Kuwait has made attempts to prevent its athletes from competing in sports competitions, according to the International Olympic Committee (IOC) Athletes' Commission Chair Claudia Bokel.
The country's Olympic Committee was suspended by the IOC last month due to supposed Government interference, but a "dismayed" Bokel said allowing its athletes to compete as normal was a priority.
She claimed Kuwaiti authorities had tried to stop athletes competing in national and international competitions, including qualifiers for next summer's Olympics in Rio de Janeiro.
If the Gulf state's suspension is still in place by Rio, there would still be the possibility of athletes from Kuwait competing in Brazil under the Olympic flag.
“The IOC Athletes’ Commission has learnt with dismay about attempts by the Kuwaiti authorities to prevent athletes from taking part in national and international sporting events, including qualifiers for the Olympic Games Rio de Janeiro 2016," said 42-year-old Bokel, who won a silver medal for Germany in the team epee fencing at Athens 2004.
"As clearly emphasised in Olympic Agenda 2020, the IOC’s strategic roadmap for the future of the Olympic Movement, the athletes are at the heart of the Olympic Movement and protecting them is of utmost importance.
"It was never the IOC’s intention to penalise the athletes in Kuwait when it suspended the Kuwaiti Olympic Committee on October 27.
"The decision was rather a response aimed at safeguarding the Olympic Movement in Kuwait and protecting the athletes from undue Government interference.
"In the past, the IOC and the IOC Athletes’ Commission have worked together to ensure that athletes in similar situations were able to train and compete as normal and, in cases where athletes qualified for the Olympic Games, could compete under the Olympic flag.
"We remain committed to supporting all the athletes of Kuwait, individually and collectively, to make sure they are as little affected as possible by the suspension of the Kuwait Olympic Committee (KOC).

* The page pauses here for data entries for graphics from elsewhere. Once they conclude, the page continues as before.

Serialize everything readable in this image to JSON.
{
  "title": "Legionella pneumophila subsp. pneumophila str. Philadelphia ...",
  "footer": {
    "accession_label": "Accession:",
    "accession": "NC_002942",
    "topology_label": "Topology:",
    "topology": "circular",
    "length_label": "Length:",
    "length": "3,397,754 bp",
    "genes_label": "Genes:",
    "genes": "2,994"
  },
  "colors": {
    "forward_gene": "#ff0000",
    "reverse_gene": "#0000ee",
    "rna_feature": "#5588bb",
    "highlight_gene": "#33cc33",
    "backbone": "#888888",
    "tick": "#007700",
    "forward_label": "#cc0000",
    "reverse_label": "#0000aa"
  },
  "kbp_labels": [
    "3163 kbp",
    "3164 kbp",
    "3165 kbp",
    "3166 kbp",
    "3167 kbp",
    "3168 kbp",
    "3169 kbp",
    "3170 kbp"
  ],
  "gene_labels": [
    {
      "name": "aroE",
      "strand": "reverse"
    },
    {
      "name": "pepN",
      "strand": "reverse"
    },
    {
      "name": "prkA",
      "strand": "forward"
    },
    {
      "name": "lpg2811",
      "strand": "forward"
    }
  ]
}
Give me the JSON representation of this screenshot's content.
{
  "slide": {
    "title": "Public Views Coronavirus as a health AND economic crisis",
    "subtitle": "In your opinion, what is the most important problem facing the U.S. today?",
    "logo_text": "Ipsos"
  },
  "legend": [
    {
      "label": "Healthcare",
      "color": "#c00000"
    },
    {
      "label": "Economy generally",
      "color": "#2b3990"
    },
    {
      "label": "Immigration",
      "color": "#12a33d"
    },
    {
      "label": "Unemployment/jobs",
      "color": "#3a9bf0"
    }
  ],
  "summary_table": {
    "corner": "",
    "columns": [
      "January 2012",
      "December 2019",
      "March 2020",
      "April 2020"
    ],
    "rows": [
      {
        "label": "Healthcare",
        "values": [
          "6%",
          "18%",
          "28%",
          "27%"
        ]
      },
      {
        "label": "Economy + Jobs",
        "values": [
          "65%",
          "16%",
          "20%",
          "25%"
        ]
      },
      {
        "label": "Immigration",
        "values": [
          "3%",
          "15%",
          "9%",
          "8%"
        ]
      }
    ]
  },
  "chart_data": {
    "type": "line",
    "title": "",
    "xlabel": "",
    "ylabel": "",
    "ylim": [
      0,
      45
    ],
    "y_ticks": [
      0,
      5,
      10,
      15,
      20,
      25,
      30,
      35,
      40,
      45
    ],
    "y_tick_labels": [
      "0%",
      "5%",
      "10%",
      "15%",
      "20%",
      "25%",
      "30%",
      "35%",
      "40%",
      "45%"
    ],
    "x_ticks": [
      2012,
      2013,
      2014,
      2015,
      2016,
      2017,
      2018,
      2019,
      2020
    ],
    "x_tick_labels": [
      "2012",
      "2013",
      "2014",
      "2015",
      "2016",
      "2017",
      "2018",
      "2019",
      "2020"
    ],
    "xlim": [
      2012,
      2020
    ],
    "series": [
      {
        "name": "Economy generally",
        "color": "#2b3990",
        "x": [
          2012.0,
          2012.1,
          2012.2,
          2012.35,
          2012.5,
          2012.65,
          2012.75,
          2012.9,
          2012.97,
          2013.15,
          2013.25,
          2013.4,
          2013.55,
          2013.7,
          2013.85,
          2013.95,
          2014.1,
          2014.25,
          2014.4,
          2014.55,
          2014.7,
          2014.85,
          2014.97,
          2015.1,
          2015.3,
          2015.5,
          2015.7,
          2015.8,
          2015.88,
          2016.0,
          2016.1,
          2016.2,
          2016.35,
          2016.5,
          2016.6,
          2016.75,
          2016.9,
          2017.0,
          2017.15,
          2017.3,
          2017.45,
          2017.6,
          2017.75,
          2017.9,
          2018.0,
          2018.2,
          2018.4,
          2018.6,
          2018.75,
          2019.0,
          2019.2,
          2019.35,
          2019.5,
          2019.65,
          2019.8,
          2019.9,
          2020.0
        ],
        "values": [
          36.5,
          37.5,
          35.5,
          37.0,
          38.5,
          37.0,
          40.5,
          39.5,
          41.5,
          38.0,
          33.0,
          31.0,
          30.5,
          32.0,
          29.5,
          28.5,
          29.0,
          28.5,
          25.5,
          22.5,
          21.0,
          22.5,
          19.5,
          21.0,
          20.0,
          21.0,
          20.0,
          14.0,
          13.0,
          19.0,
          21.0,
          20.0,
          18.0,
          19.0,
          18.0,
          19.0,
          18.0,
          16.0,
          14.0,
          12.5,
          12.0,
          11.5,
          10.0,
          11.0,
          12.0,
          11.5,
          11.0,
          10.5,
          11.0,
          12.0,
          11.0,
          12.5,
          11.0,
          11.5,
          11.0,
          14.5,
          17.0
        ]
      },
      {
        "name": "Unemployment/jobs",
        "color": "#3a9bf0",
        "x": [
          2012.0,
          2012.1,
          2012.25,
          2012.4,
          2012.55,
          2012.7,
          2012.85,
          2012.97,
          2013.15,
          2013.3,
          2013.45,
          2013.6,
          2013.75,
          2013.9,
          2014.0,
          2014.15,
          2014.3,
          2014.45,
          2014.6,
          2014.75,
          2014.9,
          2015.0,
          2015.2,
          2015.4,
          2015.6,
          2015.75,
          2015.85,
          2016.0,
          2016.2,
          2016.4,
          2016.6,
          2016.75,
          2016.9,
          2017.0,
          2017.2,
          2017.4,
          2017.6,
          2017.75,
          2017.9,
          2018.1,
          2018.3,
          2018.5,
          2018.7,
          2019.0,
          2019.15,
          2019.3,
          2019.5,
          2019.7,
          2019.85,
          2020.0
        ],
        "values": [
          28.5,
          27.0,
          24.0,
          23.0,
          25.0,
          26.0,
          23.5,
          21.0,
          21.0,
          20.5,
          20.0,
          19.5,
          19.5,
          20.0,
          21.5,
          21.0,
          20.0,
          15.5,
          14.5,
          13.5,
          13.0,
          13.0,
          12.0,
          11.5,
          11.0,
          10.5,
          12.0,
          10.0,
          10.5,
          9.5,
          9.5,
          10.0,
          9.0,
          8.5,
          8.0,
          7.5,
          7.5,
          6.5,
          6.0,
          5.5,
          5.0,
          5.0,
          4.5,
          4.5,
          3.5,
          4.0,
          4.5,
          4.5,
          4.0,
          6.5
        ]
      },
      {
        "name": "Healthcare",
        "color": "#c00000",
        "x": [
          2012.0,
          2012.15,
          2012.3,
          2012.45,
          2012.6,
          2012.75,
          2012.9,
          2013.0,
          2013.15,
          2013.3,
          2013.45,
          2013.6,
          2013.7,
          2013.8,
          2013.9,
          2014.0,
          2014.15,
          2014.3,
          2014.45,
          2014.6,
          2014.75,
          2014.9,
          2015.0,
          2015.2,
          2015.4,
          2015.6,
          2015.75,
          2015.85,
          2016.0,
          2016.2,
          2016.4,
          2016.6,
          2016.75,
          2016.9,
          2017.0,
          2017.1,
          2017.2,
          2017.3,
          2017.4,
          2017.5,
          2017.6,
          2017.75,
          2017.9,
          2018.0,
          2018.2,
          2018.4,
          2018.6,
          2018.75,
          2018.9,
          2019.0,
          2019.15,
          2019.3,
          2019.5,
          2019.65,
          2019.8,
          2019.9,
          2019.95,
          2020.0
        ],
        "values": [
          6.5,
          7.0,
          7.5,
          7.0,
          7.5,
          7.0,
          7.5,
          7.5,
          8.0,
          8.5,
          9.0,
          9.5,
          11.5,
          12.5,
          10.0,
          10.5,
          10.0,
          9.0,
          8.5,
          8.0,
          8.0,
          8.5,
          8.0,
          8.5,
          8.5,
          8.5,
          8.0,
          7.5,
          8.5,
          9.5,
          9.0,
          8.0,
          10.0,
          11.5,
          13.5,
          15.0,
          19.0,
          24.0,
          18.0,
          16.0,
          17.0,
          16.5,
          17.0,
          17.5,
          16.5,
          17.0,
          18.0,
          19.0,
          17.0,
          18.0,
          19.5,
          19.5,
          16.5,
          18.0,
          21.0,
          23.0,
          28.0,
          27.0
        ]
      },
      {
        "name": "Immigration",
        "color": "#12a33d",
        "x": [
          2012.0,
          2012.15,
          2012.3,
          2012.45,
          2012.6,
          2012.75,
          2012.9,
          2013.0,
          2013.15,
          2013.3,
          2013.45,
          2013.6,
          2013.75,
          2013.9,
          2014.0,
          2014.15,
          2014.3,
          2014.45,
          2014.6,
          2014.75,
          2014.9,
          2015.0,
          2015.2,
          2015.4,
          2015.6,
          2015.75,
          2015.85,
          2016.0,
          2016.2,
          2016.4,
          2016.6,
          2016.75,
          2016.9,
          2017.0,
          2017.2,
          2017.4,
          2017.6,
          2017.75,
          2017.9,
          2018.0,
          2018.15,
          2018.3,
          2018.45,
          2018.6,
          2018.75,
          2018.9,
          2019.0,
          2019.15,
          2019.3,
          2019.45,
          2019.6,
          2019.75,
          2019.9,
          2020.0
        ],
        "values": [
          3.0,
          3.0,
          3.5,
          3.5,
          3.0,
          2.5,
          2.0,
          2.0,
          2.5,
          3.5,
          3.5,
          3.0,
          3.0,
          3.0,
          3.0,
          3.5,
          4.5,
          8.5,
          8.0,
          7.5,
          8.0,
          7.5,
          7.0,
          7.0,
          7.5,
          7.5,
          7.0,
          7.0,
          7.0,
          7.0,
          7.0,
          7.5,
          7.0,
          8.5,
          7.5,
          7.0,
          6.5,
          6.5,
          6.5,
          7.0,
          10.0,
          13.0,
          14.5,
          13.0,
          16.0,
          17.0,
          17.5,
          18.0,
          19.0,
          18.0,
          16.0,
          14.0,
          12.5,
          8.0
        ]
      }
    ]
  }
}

"We condemn in the strongest terms any attempt by the Kuwait authorities to prevent the athletes from achieving their full potential, which of course includes qualifying for the Olympic Games Rio de Janeiro 2016.”
The fall-out between Kuwait and the IOC is becoming increasingly ugly after the latter issued its suspension due to a new law in the country which it claimed threatened the autonomy of the KOC and the country's federations.
At least ten other International Federations have followed the IOC's lead but Kuwait has acted angrily to what it sees as an unjust campaign against them, and has described the ban as "unacceptable".
The country has taken steps to break down its relationship with the Olympic Council of Asia (OCA), including the cancellation of a diplomatic immunity agreement.
This has particular complexities as the OCA headquarters are in Kuwait City while its President, Sheikh Ahmad Al-Fahad Al-Sabah, is Kuwaiti.
"Several" offers have been made to the OCA from countries willing to house their HQ should the organisation have to withdraw from Kuwait, it has been claimed.